The contribution of this paper to the literature is not that it demonstrates that experimentation with cigarettes is a risk factor for becoming a regular smoker (which we have known for years and pretty much has to be the case). The contribution of the paper is that it documents that the process of smoking initiation is one which can take place gradually over a number of years and that the process is not necessarily a steady one; a youth can try smoking, then not smoke for a long time, and then still go on to become a smoker.
But should we conclude, as our first hypothesis to explain this phemomenon, that the reason these youths resume smoking after several years is that the first (and only) cigarette had a powerful addictive effect that somehow lied dormant for years?
I think not. Isn't it more likely that the factors which lead someone to experiment with smoking are also factors which may lead to progression from experimentation to regular smoking? Or that factors which lead someone to experiment with smoking are correlated with factors that cause progression from experimentation to regular smoking?
We in fact know that some factors associated with smoking experimentation are also associated with progression from experimentation to established smoking. For example, peer smoking has been demonstrated to influence both trying cigarettes for the first time and progressing from trying cigarettes to using them regularly.
We also know that some factors associated with smoking experimentation are correlated with factors that lead from progression to regular smoking.

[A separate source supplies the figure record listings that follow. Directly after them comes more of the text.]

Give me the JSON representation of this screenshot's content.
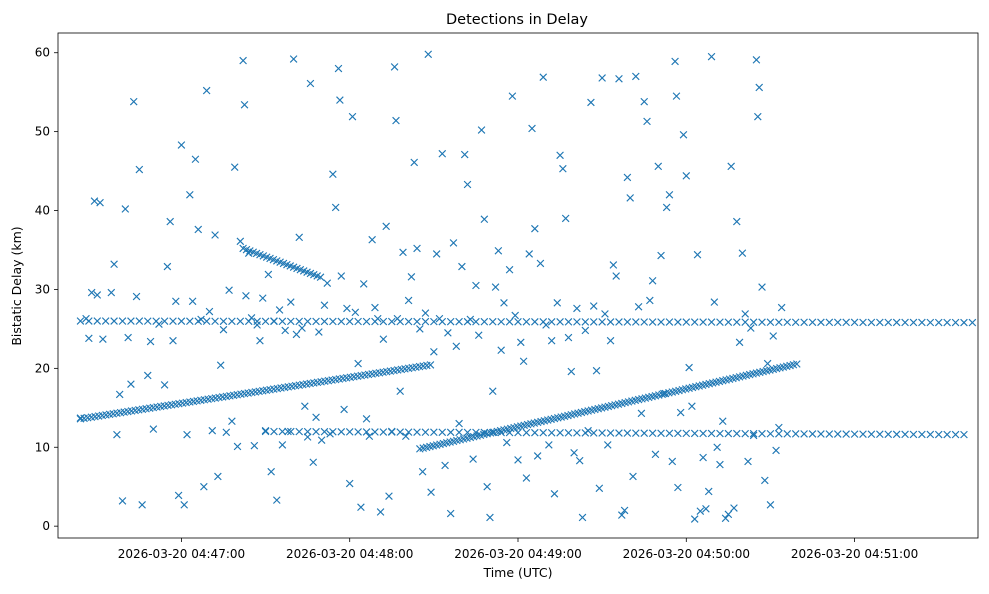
{
  "chart_data": {
    "type": "scatter",
    "title": "Detections in Delay",
    "xlabel": "Time (UTC)",
    "ylabel": "Bistatic Delay (km)",
    "marker": "x",
    "color": "#1f77b4",
    "xlim_seconds": [
      -44,
      284
    ],
    "ylim": [
      -1.5,
      62.5
    ],
    "x_ticks": [
      {
        "t": 0,
        "label": "2026-03-20 04:47:00"
      },
      {
        "t": 60,
        "label": "2026-03-20 04:48:00"
      },
      {
        "t": 120,
        "label": "2026-03-20 04:49:00"
      },
      {
        "t": 180,
        "label": "2026-03-20 04:50:00"
      },
      {
        "t": 240,
        "label": "2026-03-20 04:51:00"
      }
    ],
    "y_ticks": [
      0,
      10,
      20,
      30,
      40,
      50,
      60
    ],
    "x_reference": "seconds after 2026-03-20 04:47:00 UTC",
    "tracks": [
      {
        "name": "rising track A",
        "t_start": -36,
        "t_end": 90,
        "d_start": 13.6,
        "d_end": 20.5,
        "step": 1.3
      },
      {
        "name": "rising track B",
        "t_start": 85,
        "t_end": 220,
        "d_start": 9.8,
        "d_end": 20.6,
        "step": 1.2
      },
      {
        "name": "falling track",
        "t_start": 22,
        "t_end": 50,
        "d_start": 35.2,
        "d_end": 31.5,
        "step": 1.2
      },
      {
        "name": "upper constant band 1",
        "t_start": -36,
        "t_end": 284,
        "d_start": 26.0,
        "d_end": 25.8,
        "step": 3.0
      },
      {
        "name": "lower constant band 1",
        "t_start": 30,
        "t_end": 280,
        "d_start": 12.0,
        "d_end": 11.6,
        "step": 3.0
      }
    ],
    "points": [
      [
        -36,
        13.7
      ],
      [
        -34,
        26.3
      ],
      [
        -33,
        23.8
      ],
      [
        -32,
        29.6
      ],
      [
        -31,
        41.2
      ],
      [
        -30,
        29.3
      ],
      [
        -29,
        41.0
      ],
      [
        -28,
        23.7
      ],
      [
        -25,
        29.6
      ],
      [
        -24,
        33.2
      ],
      [
        -23,
        11.6
      ],
      [
        -22,
        16.7
      ],
      [
        -21,
        3.2
      ],
      [
        -20,
        40.2
      ],
      [
        -19,
        23.9
      ],
      [
        -18,
        18.0
      ],
      [
        -17,
        53.8
      ],
      [
        -16,
        29.1
      ],
      [
        -15,
        45.2
      ],
      [
        -14,
        2.7
      ],
      [
        -12,
        19.1
      ],
      [
        -11,
        23.4
      ],
      [
        -10,
        12.3
      ],
      [
        -8,
        25.6
      ],
      [
        -6,
        17.9
      ],
      [
        -5,
        32.9
      ],
      [
        -4,
        38.6
      ],
      [
        -3,
        23.5
      ],
      [
        -2,
        28.5
      ],
      [
        -1,
        3.9
      ],
      [
        0,
        48.3
      ],
      [
        1,
        2.7
      ],
      [
        2,
        11.6
      ],
      [
        3,
        42.0
      ],
      [
        4,
        28.5
      ],
      [
        5,
        46.5
      ],
      [
        6,
        37.6
      ],
      [
        7,
        26.2
      ],
      [
        8,
        5.0
      ],
      [
        9,
        55.2
      ],
      [
        10,
        27.2
      ],
      [
        11,
        12.1
      ],
      [
        12,
        36.9
      ],
      [
        13,
        6.3
      ],
      [
        14,
        20.4
      ],
      [
        15,
        24.9
      ],
      [
        16,
        11.9
      ],
      [
        17,
        29.9
      ],
      [
        18,
        13.3
      ],
      [
        19,
        45.5
      ],
      [
        20,
        10.1
      ],
      [
        21,
        36.1
      ],
      [
        22,
        59.0
      ],
      [
        22.5,
        53.4
      ],
      [
        23,
        29.2
      ],
      [
        24,
        34.6
      ],
      [
        25,
        26.4
      ],
      [
        26,
        10.2
      ],
      [
        27,
        25.5
      ],
      [
        28,
        23.5
      ],
      [
        29,
        28.9
      ],
      [
        30,
        12.1
      ],
      [
        31,
        31.9
      ],
      [
        32,
        6.9
      ],
      [
        33,
        26.0
      ],
      [
        34,
        3.3
      ],
      [
        35,
        27.4
      ],
      [
        36,
        10.3
      ],
      [
        37,
        24.8
      ],
      [
        38,
        12.0
      ],
      [
        39,
        28.4
      ],
      [
        40,
        59.2
      ],
      [
        41,
        24.3
      ],
      [
        42,
        36.6
      ],
      [
        43,
        25.1
      ],
      [
        44,
        15.2
      ],
      [
        45,
        11.3
      ],
      [
        46,
        56.1
      ],
      [
        47,
        8.1
      ],
      [
        48,
        13.8
      ],
      [
        49,
        24.6
      ],
      [
        50,
        10.9
      ],
      [
        51,
        28.0
      ],
      [
        52,
        30.8
      ],
      [
        53,
        11.7
      ],
      [
        54,
        44.6
      ],
      [
        55,
        40.4
      ],
      [
        56,
        58.0
      ],
      [
        56.5,
        54.0
      ],
      [
        57,
        31.7
      ],
      [
        58,
        14.8
      ],
      [
        59,
        27.6
      ],
      [
        60,
        5.4
      ],
      [
        61,
        51.9
      ],
      [
        62,
        27.1
      ],
      [
        63,
        20.6
      ],
      [
        64,
        2.4
      ],
      [
        65,
        30.7
      ],
      [
        66,
        13.6
      ],
      [
        67,
        11.4
      ],
      [
        68,
        36.3
      ],
      [
        69,
        27.7
      ],
      [
        70,
        26.3
      ],
      [
        71,
        1.8
      ],
      [
        72,
        23.7
      ],
      [
        73,
        38.0
      ],
      [
        74,
        3.8
      ],
      [
        75,
        12.0
      ],
      [
        76,
        58.2
      ],
      [
        76.5,
        51.4
      ],
      [
        77,
        26.3
      ],
      [
        78,
        17.1
      ],
      [
        79,
        34.7
      ],
      [
        80,
        11.4
      ],
      [
        81,
        28.6
      ],
      [
        82,
        31.6
      ],
      [
        83,
        46.1
      ],
      [
        84,
        35.2
      ],
      [
        85,
        25.0
      ],
      [
        86,
        6.9
      ],
      [
        87,
        27.0
      ],
      [
        88,
        59.8
      ],
      [
        89,
        4.3
      ],
      [
        90,
        22.1
      ],
      [
        91,
        34.5
      ],
      [
        92,
        26.3
      ],
      [
        93,
        47.2
      ],
      [
        94,
        7.7
      ],
      [
        95,
        24.5
      ],
      [
        96,
        1.6
      ],
      [
        97,
        35.9
      ],
      [
        98,
        22.8
      ],
      [
        99,
        13.0
      ],
      [
        100,
        32.9
      ],
      [
        101,
        47.1
      ],
      [
        102,
        43.3
      ],
      [
        103,
        26.2
      ],
      [
        104,
        8.5
      ],
      [
        105,
        30.5
      ],
      [
        106,
        24.2
      ],
      [
        107,
        50.2
      ],
      [
        108,
        38.9
      ],
      [
        109,
        5.0
      ],
      [
        110,
        1.1
      ],
      [
        111,
        17.1
      ],
      [
        112,
        30.3
      ],
      [
        113,
        34.9
      ],
      [
        114,
        22.3
      ],
      [
        115,
        28.3
      ],
      [
        116,
        10.6
      ],
      [
        117,
        32.5
      ],
      [
        118,
        54.5
      ],
      [
        119,
        26.7
      ],
      [
        120,
        8.4
      ],
      [
        121,
        23.3
      ],
      [
        122,
        20.9
      ],
      [
        123,
        6.1
      ],
      [
        124,
        34.5
      ],
      [
        125,
        50.4
      ],
      [
        126,
        37.7
      ],
      [
        127,
        8.9
      ],
      [
        128,
        33.3
      ],
      [
        129,
        56.9
      ],
      [
        130,
        25.5
      ],
      [
        131,
        10.3
      ],
      [
        132,
        23.5
      ],
      [
        133,
        4.1
      ],
      [
        134,
        28.3
      ],
      [
        135,
        47.0
      ],
      [
        136,
        45.3
      ],
      [
        137,
        39.0
      ],
      [
        138,
        23.9
      ],
      [
        139,
        19.6
      ],
      [
        140,
        9.3
      ],
      [
        141,
        27.6
      ],
      [
        142,
        8.3
      ],
      [
        143,
        1.1
      ],
      [
        144,
        24.8
      ],
      [
        145,
        12.1
      ],
      [
        146,
        53.7
      ],
      [
        147,
        27.9
      ],
      [
        148,
        19.7
      ],
      [
        149,
        4.8
      ],
      [
        150,
        56.8
      ],
      [
        151,
        26.9
      ],
      [
        152,
        10.3
      ],
      [
        153,
        23.5
      ],
      [
        154,
        33.1
      ],
      [
        155,
        31.7
      ],
      [
        156,
        56.7
      ],
      [
        157,
        1.4
      ],
      [
        158,
        2.0
      ],
      [
        159,
        44.2
      ],
      [
        160,
        41.6
      ],
      [
        161,
        6.3
      ],
      [
        162,
        57.0
      ],
      [
        163,
        27.8
      ],
      [
        164,
        14.3
      ],
      [
        165,
        53.8
      ],
      [
        166,
        51.3
      ],
      [
        167,
        28.6
      ],
      [
        168,
        31.1
      ],
      [
        169,
        9.1
      ],
      [
        170,
        45.6
      ],
      [
        171,
        34.3
      ],
      [
        172,
        16.8
      ],
      [
        173,
        40.4
      ],
      [
        174,
        42.0
      ],
      [
        175,
        8.2
      ],
      [
        176,
        58.9
      ],
      [
        176.5,
        54.5
      ],
      [
        177,
        4.9
      ],
      [
        178,
        14.4
      ],
      [
        179,
        49.6
      ],
      [
        180,
        44.4
      ],
      [
        181,
        20.1
      ],
      [
        182,
        15.2
      ],
      [
        183,
        0.9
      ],
      [
        184,
        34.4
      ],
      [
        185,
        1.9
      ],
      [
        186,
        8.7
      ],
      [
        187,
        2.2
      ],
      [
        188,
        4.4
      ],
      [
        189,
        59.5
      ],
      [
        190,
        28.4
      ],
      [
        191,
        10.0
      ],
      [
        192,
        7.8
      ],
      [
        193,
        13.3
      ],
      [
        194,
        1.0
      ],
      [
        195,
        1.5
      ],
      [
        196,
        45.6
      ],
      [
        197,
        2.3
      ],
      [
        198,
        38.6
      ],
      [
        199,
        23.3
      ],
      [
        200,
        34.6
      ],
      [
        201,
        26.9
      ],
      [
        202,
        8.2
      ],
      [
        203,
        25.1
      ],
      [
        204,
        11.5
      ],
      [
        205,
        59.1
      ],
      [
        205.5,
        51.9
      ],
      [
        206,
        55.6
      ],
      [
        207,
        30.3
      ],
      [
        208,
        5.8
      ],
      [
        209,
        20.6
      ],
      [
        210,
        2.7
      ],
      [
        211,
        24.1
      ],
      [
        212,
        9.6
      ],
      [
        213,
        12.5
      ],
      [
        214,
        27.7
      ]
    ]
  }
}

For example, parental smoking is strongly associated with trying cigarettes for the first time. And strong parental disapproval of smoking is associated with progression from experimentation to regular smoking. And parental smoking is negatively correlated with strong parental disapproval of smoking.
So there are many reasons why a youth who tries smoking is more likely to later smoke regularly, without having to rely on the far-fetched conclusion that trying a single cigarette causes one to become hooked on cigarettes, that smoking a single cigarette is powerfully addictive, but that the addiction lies in dormancy for years before it finally surfaces.

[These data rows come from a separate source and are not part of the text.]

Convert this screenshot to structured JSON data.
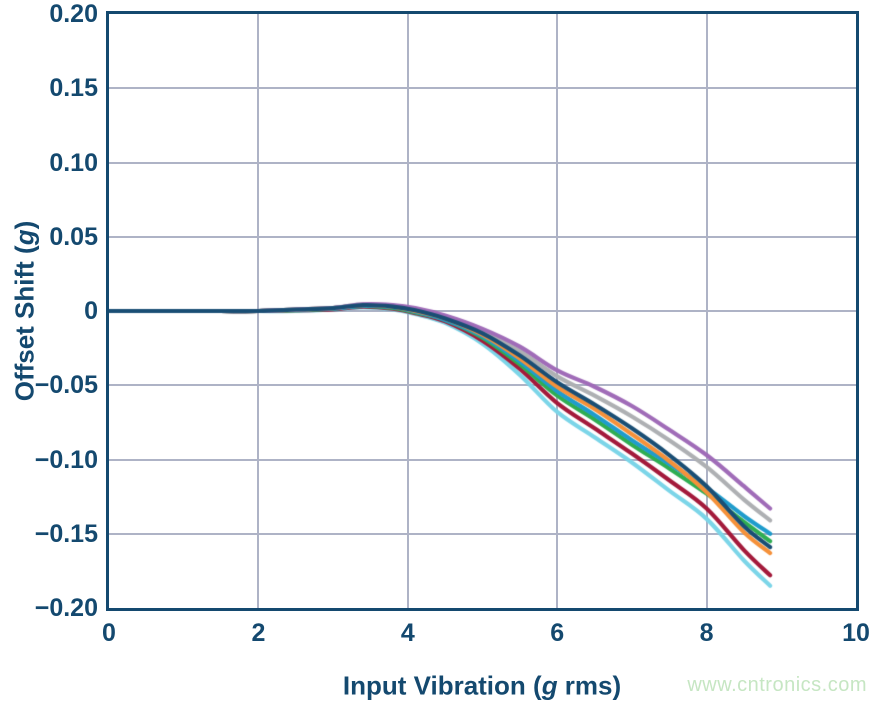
{
  "watermark": "www.cntronics.com",
  "colors": {
    "axis": "#14496f",
    "grid": "#aeb3c6",
    "tick_text": "#14496f",
    "watermark_text": "#c6e6c3"
  },
  "chart_data": {
    "type": "line",
    "title": "",
    "xlabel": {
      "pre": "Input Vibration (",
      "italic": "g",
      "post": " rms)"
    },
    "ylabel": {
      "pre": "Offset Shift (",
      "italic": "g",
      "post": ")"
    },
    "xlim": [
      0,
      10
    ],
    "ylim": [
      -0.2,
      0.2
    ],
    "grid": true,
    "legend": "none",
    "x_ticks": [
      0,
      2,
      4,
      6,
      8,
      10
    ],
    "x_tick_labels": [
      "0",
      "2",
      "4",
      "6",
      "8",
      "10"
    ],
    "y_ticks": [
      0.2,
      0.15,
      0.1,
      0.05,
      0,
      -0.05,
      -0.1,
      -0.15,
      -0.2
    ],
    "y_tick_labels": [
      "0.20",
      "0.15",
      "0.10",
      "0.05",
      "0",
      "−0.05",
      "−0.10",
      "−0.15",
      "−0.20"
    ],
    "x_grid": [
      2,
      4,
      6,
      8
    ],
    "y_grid": [
      0.15,
      0.1,
      0.05,
      0,
      -0.05,
      -0.1,
      -0.15
    ],
    "x": [
      0,
      0.5,
      1,
      1.5,
      2,
      2.5,
      3,
      3.4,
      3.8,
      4.1,
      4.5,
      5,
      5.5,
      6,
      6.5,
      7,
      7.5,
      8,
      8.5,
      8.85
    ],
    "series": [
      {
        "name": "unit-light-cyan",
        "color": "#7cd5e8",
        "values": [
          0,
          0,
          0,
          0,
          0,
          0,
          0.001,
          0.0025,
          0.001,
          -0.002,
          -0.008,
          -0.022,
          -0.043,
          -0.068,
          -0.085,
          -0.102,
          -0.121,
          -0.14,
          -0.168,
          -0.185
        ]
      },
      {
        "name": "unit-crimson",
        "color": "#a31a3b",
        "values": [
          0,
          0,
          0,
          0,
          0,
          0.0005,
          0.001,
          0.003,
          0.0015,
          -0.0015,
          -0.007,
          -0.02,
          -0.039,
          -0.062,
          -0.079,
          -0.096,
          -0.114,
          -0.133,
          -0.161,
          -0.178
        ]
      },
      {
        "name": "unit-green",
        "color": "#2fad52",
        "values": [
          0,
          0,
          0,
          0,
          0,
          0.0005,
          0.0015,
          0.0035,
          0.002,
          -0.001,
          -0.006,
          -0.018,
          -0.036,
          -0.057,
          -0.073,
          -0.09,
          -0.106,
          -0.123,
          -0.142,
          -0.155
        ]
      },
      {
        "name": "unit-blue",
        "color": "#1f9ccc",
        "values": [
          0,
          0,
          0,
          0,
          0,
          0.001,
          0.0015,
          0.0035,
          0.0025,
          -0.0005,
          -0.006,
          -0.017,
          -0.034,
          -0.054,
          -0.07,
          -0.087,
          -0.103,
          -0.119,
          -0.138,
          -0.15
        ]
      },
      {
        "name": "unit-orange",
        "color": "#f5913a",
        "values": [
          0,
          0,
          0,
          0,
          0,
          0.001,
          0.002,
          0.004,
          0.003,
          0,
          -0.005,
          -0.016,
          -0.032,
          -0.051,
          -0.066,
          -0.083,
          -0.101,
          -0.122,
          -0.149,
          -0.163
        ]
      },
      {
        "name": "unit-gray",
        "color": "#aeb0b3",
        "values": [
          0,
          0,
          0,
          0,
          0,
          0.001,
          0.002,
          0.0045,
          0.0035,
          0.001,
          -0.004,
          -0.014,
          -0.027,
          -0.044,
          -0.057,
          -0.071,
          -0.087,
          -0.105,
          -0.127,
          -0.141
        ]
      },
      {
        "name": "unit-purple",
        "color": "#a06cb8",
        "values": [
          0,
          0,
          0,
          0,
          0,
          0.001,
          0.002,
          0.0045,
          0.004,
          0.002,
          -0.003,
          -0.012,
          -0.024,
          -0.04,
          -0.051,
          -0.064,
          -0.08,
          -0.097,
          -0.118,
          -0.133
        ]
      },
      {
        "name": "unit-navy",
        "color": "#1a4e74",
        "values": [
          0,
          0,
          0,
          0,
          0,
          0.001,
          0.002,
          0.004,
          0.003,
          0.0005,
          -0.005,
          -0.015,
          -0.03,
          -0.048,
          -0.063,
          -0.079,
          -0.097,
          -0.118,
          -0.145,
          -0.159
        ]
      }
    ]
  }
}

Why did the media get this story so wrong? I don't know. The study itself certainly did not conclude that trying a single cigarette causes addiction that lies dormant for years. In fact, the authors acknowledge that environmental or personal risk factors for smoking may explain the observed results, suggesting that "Changes in the environment are likely to trigger a repeated experience with cigarettes among those vulnerable -- for example, through changing protective and risk factors such as peer smoking, stress, depression, religiosity and school environment," and that "The personal traits that lead to early experience of smoking could contribute an underlying increase in risk of smoking that is not triggered until environmental conditions are right."

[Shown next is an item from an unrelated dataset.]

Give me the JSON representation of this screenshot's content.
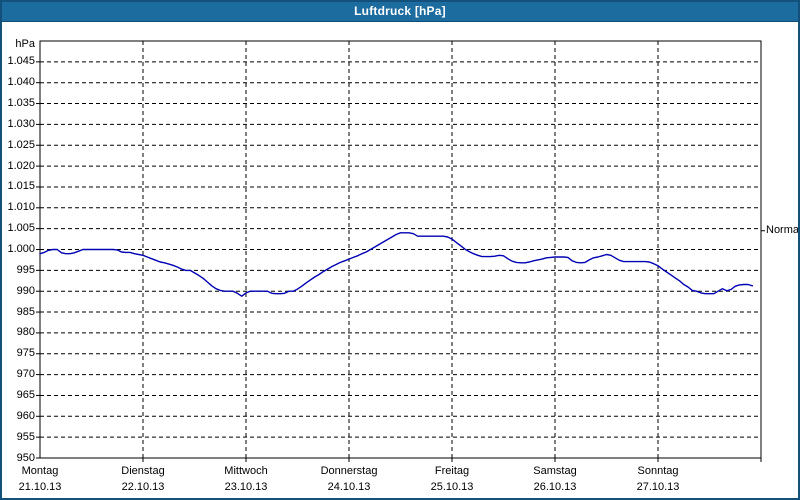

Of course, the authors did also suggest that perhaps a neurobiological change might be caused by smoking a single cigarette that lasts for years and that this could explain a "dormant effect" of smoking a single cigarette: "From a neurobiological viewpoint, neural reward pathways might be changed as a consequence of a single exposure to nicotine, thus potentially increasing vulnerability to later smoking uptake." Perhaps it was this statement or something similar stated in an interview that led the media down this path.
Whatever the reason, the rest of the story is that you cannot and should not always believe everything you read in the media, especially in reports on health-related scientific articles published in scientific journals.
Even when we are accurate in how we depict the science, the media may still get it wrong and end up misleading the public. This makes it even more essential that we are accurate in how we depict the science.